The Arm ASTC Encoder, a compressor for the Adaptive Scalable Texture Compression data format.
https://developer.arm.com/graphics
Apache License 2.0
1.08k stars 241 forks source link

Add gatherf_byte_inds for byte indices from memory #511

Closed rygorous closed 3 weeks ago

rygorous commented 3 weeks ago

All the gathers in the codebase pass a vint for indices that has just been initialized from an array of uint8_ts in memory.

This is significant because for the NEON/SSE emulation paths, there is no native gather instruction to begin with and the first step is to get the indices back to the integer pipe and split them into individual pieces.
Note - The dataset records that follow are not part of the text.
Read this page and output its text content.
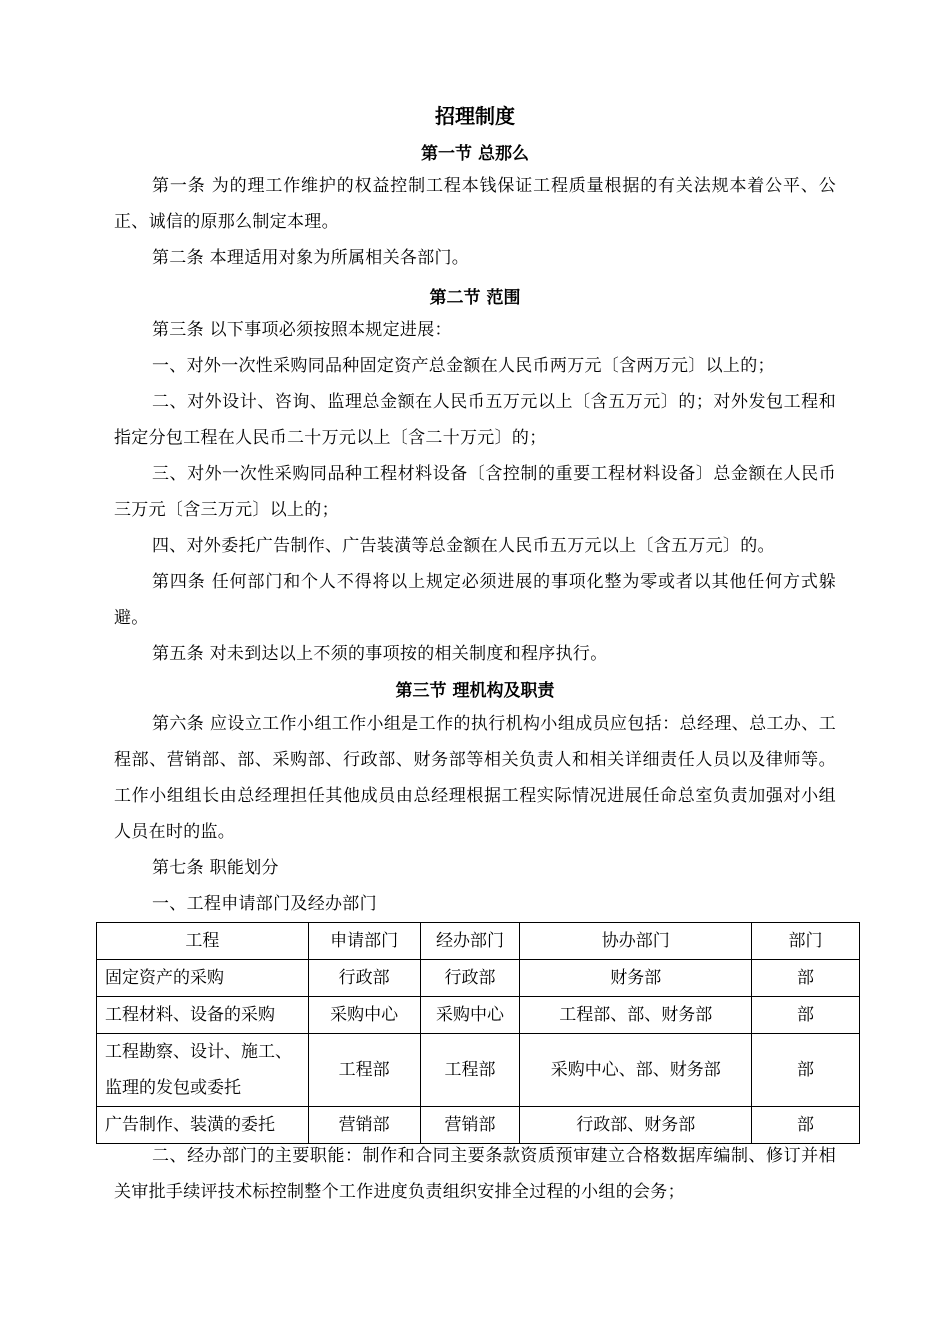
招理制度
第一节 总那么
第一条 为的理工作维护的权益控制工程本钱保证工程质量根据的有关法规本着公平、公正、诚信的原那么制定本理。
第二条 本理适用对象为所属相关各部门。
第二节 范围
第三条 以下事项必须按照本规定进展：
一、对外一次性采购同品种固定资产总金额在人民币两万元〔含两万元〕以上的；
二、对外设计、咨询、监理总金额在人民币五万元以上〔含五万元〕的；对外发包工程和指定分包工程在人民币二十万元以上〔含二十万元〕的；
三、对外一次性采购同品种工程材料设备〔含控制的重要工程材料设备〕总金额在人民币三万元〔含三万元〕以上的；
四、对外委托广告制作、广告装潢等总金额在人民币五万元以上〔含五万元〕的。
第四条 任何部门和个人不得将以上规定必须进展的事项化整为零或者以其他任何方式躲避。
第五条 对未到达以上不须的事项按的相关制度和程序执行。
第三节 理机构及职责
第六条 应设立工作小组工作小组是工作的执行机构小组成员应包括：总经理、总工办、工程部、营销部、部、采购部、行政部、财务部等相关负责人和相关详细责任人员以及律师等。工作小组组长由总经理担任其他成员由总经理根据工程实际情况进展任命总室负责加强对小组人员在时的监。
第七条 职能划分
一、工程申请部门及经办部门
工程	申请部门	经办部门	协办部门	部门
固定资产的采购	行政部	行政部	财务部	部
工程材料、设备的采购	采购中心	采购中心	工程部、部、财务部	部
工程勘察、设计、施工、监理的发包或委托	工程部	工程部	采购中心、部、财务部	部
广告制作、装潢的委托	营销部	营销部	行政部、财务部	部
二、经办部门的主要职能：制作和合同主要条款资质预审建立合格数据库编制、修订并相关审批手续评技术标控制整个工作进度负责组织安排全过程的小组的会务；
In this case it is definitely better to just load the indices on the int pipes to begin with; this formulation facilitates that. (Needs to be a template because unlike the original gatherf, there is no vint argument that implies the vector width for overload resolution.)

Additionally, the gathers in this codebase don't actually make use of predication (the predicates are always all on). That means we have a subset of gather functionality that is fairly easy to emulate manually: indices are readily available on the integer pipes, and no predication, so all we need to do is perform a known number of vector loads and assemble the result.

Therefore, provide an option to avoid gather instructions even on AVX2 where they do exist. Gather performance is middling on newer Intel uArchs and outright bad on older (pre-Skylake) P-core Intel uArchs, Intel's E-cores, and AMD's offerings. At least on my home Zen 4, doing the 8 broadcasts + shuffles is much faster than using the native gather instructions, to the tune of a ~13.5% reduction in total coding time.

Test results: (using MSVC 2022 as compiler)

solidpixel commented 3 weeks ago

On my home machine (Intel i5-6500K, CoffeeLake):

solidpixel commented 3 weeks ago

On my laptop (Apple M1)